Their story continued much as you know it. He came, blew down their houses with magical wolf breath or a portable jet engine or a wrecking ball that didn’t work on brick. The three pigs made their final stand in the third pig’s house and won against the wolf.

And the fourth pig learned about the whole mess from their Christmas newsletter. He complained to a nearby sheep that no one ever tells him anything any more, and that they didn’t even mention him once in the newsletter. And then he realized the sheep was really a wolf in sheep’s clothing.

In the fuss of getting that resolved and requiring the security guards to undergo more training, the whole thing was forgotten. He didn’t send out newsletters that year, and so everyone only heard about the three little pigs and their adventures. The fourth little pig was fine with that.

Of course, wolves aren’t the only woodland predator. Humans also stalk the woodlands, searching for tiny structures to use in their miniature golf courses. The brick house, which had stood so valiantly against the magic wolf breath or whatever it was, was no match for humans and their house-stealing tools.

The humans rejoiced when they found the castle. They spent days dodging the flaming arrows from the squirrel archers and the boulders sent by catapult. The little animals knew they wouldn’t survive a siege. Humans had more resources, and humans collecting for miniature golf courses were relentless.

Under the cover of the archers and catapults, they dug their way out, surfacing in the woodland not far away. The humans had won. The archers and the last of the guards joined them, collapsing the tunnel behind them.

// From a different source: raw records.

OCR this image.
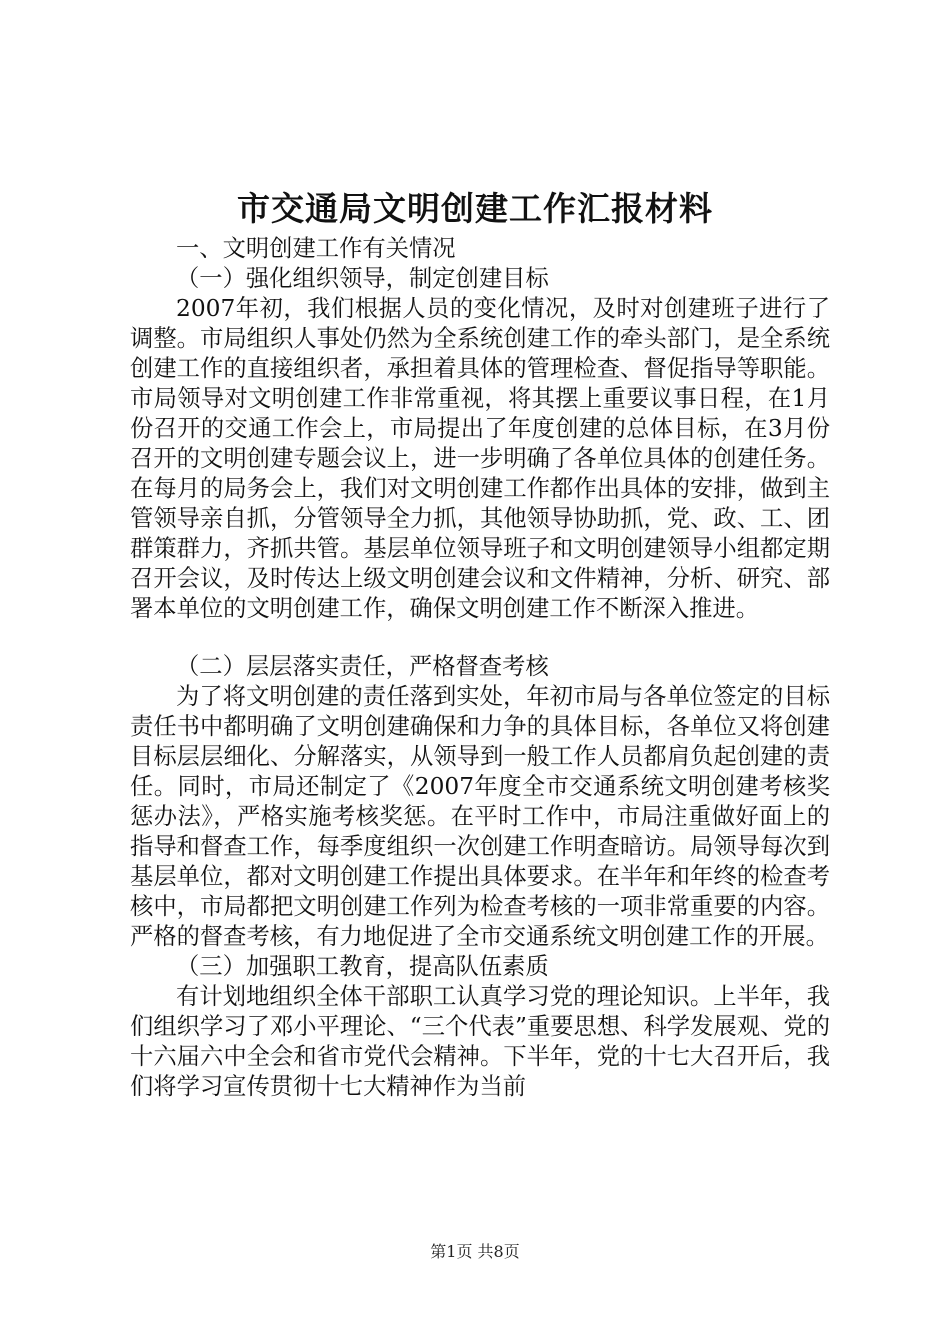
市交通局文明创建工作汇报材料

一、文明创建工作有关情况

（一）强化组织领导，制定创建目标

2007年初，我们根据人员的变化情况，及时对创建班子进行了调整。市局组织人事处仍然为全系统创建工作的牵头部门，是全系统创建工作的直接组织者，承担着具体的管理检查、督促指导等职能。市局领导对文明创建工作非常重视，将其摆上重要议事日程，在1月份召开的交通工作会上，市局提出了年度创建的总体目标，在3月份召开的文明创建专题会议上，进一步明确了各单位具体的创建任务。在每月的局务会上，我们对文明创建工作都作出具体的安排，做到主管领导亲自抓，分管领导全力抓，其他领导协助抓，党、政、工、团群策群力，齐抓共管。基层单位领导班子和文明创建领导小组都定期召开会议，及时传达上级文明创建会议和文件精神，分析、研究、部署本单位的文明创建工作，确保文明创建工作不断深入推进。

（二）层层落实责任，严格督查考核

为了将文明创建的责任落到实处，年初市局与各单位签定的目标责任书中都明确了文明创建确保和力争的具体目标，各单位又将创建目标层层细化、分解落实，从领导到一般工作人员都肩负起创建的责任。同时，市局还制定了《2007年度全市交通系统文明创建考核奖惩办法》，严格实施考核奖惩。在平时工作中，市局注重做好面上的指导和督查工作，每季度组织一次创建工作明查暗访。局领导每次到基层单位，都对文明创建工作提出具体要求。在半年和年终的检查考核中，市局都把文明创建工作列为检查考核的一项非常重要的内容。严格的督查考核，有力地促进了全市交通系统文明创建工作的开展。

（三）加强职工教育，提高队伍素质

有计划地组织全体干部职工认真学习党的理论知识。上半年，我们组织学习了邓小平理论、“三个代表”重要思想、科学发展观、党的十六届六中全会和省市党代会精神。下半年，党的十七大召开后，我们将学习宣传贯彻十七大精神作为当前

第1页 共8页
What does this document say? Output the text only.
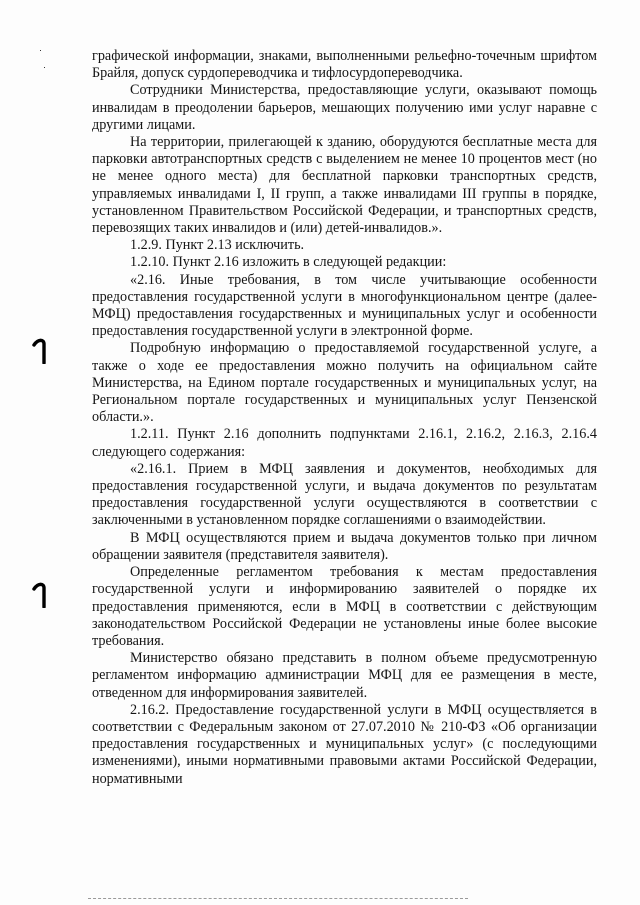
графической информации, знаками, выполненными рельефно-точечным шрифтом Брайля, допуск сурдопереводчика и тифлосурдопереводчика.

Сотрудники Министерства, предоставляющие услуги, оказывают помощь инвалидам в преодолении барьеров, мешающих получению ими услуг наравне с другими лицами.

На территории, прилегающей к зданию, оборудуются бесплатные места для парковки автотранспортных средств с выделением не менее 10 процентов мест (но не менее одного места) для бесплатной парковки транспортных средств, управляемых инвалидами I, II групп, а также инвалидами III группы в порядке, установленном Правительством Российской Федерации, и транспортных средств, перевозящих таких инвалидов и (или) детей-инвалидов.».

1.2.9. Пункт 2.13 исключить.

1.2.10. Пункт 2.16 изложить в следующей редакции:

«2.16. Иные требования, в том числе учитывающие особенности предоставления государственной услуги в многофункциональном центре (далее-МФЦ) предоставления государственных и муниципальных услуг и особенности предоставления государственной услуги в электронной форме.

Подробную информацию о предоставляемой государственной услуге, а также о ходе ее предоставления можно получить на официальном сайте Министерства, на Едином портале государственных и муниципальных услуг, на Региональном портале государственных и муниципальных услуг Пензенской области.».

1.2.11. Пункт 2.16 дополнить подпунктами 2.16.1, 2.16.2, 2.16.3, 2.16.4 следующего содержания:

«2.16.1. Прием в МФЦ заявления и документов, необходимых для предоставления государственной услуги, и выдача документов по результатам предоставления государственной услуги осуществляются в соответствии с заключенными в установленном порядке соглашениями о взаимодействии.

В МФЦ осуществляются прием и выдача документов только при личном обращении заявителя (представителя заявителя).

Определенные регламентом требования к местам предоставления государственной услуги и информированию заявителей о порядке их предоставления применяются, если в МФЦ в соответствии с действующим законодательством Российской Федерации не установлены иные более высокие требования.

Министерство обязано представить в полном объеме предусмотренную регламентом информацию администрации МФЦ для ее размещения в месте, отведенном для информирования заявителей.

2.16.2. Предоставление государственной услуги в МФЦ осуществляется в соответствии с Федеральным законом от 27.07.2010 № 210-ФЗ «Об организации предоставления государственных и муниципальных услуг» (с последующими изменениями), иными нормативными правовыми актами Российской Федерации, нормативными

It was time to build again, perhaps somewhere farther away from human civilization and its miniature golf courses. On their way to somewhere else, they met the three little pigs. “We’re going to build again,” the second pig told them.

“This time, we’ll all build with brick,” the third pig said.

“No we won’t,” the first pig said, looking surprised. “My house was perfect, if it wasn’t for the bad luck with the wolf.”

“Like that would happen again,” the second pig added.

“But it could,” the third pig said.

“So could humans, and we can’t protect against them.” The first pig looked stubborn.

“Well, I’m going to protect against what I can,” the fourth pig said. His friends cheered in agreement.

They went their separate ways. The three little pigs built the same houses again, and their story repeated. The fourth little pig took a lesson from the wolves and he and his friends dressed in human clothing. They built a little village to live in, called it a miniature golf course, and charged admission. Every year, they got another Christmas newsletter from the three little pigs telling the same story, wolf and all. The fourth little pig never bothered to send out any newsletters.

Squirrel Guard

The Wicked Baker of the North

Martha was a marvelous baker, of course. Everyone in her little town knew she would grow up to be a baking prodigy by the time she was five and selling masterful macrons at a roadside stand when the other children were selling lemonade. Her petit fours were winning competitions just a year later, and Martha dreamed of someday baking for kings and presidents before retiring to write a bestselling cookbook and starting a legendary culinary academy.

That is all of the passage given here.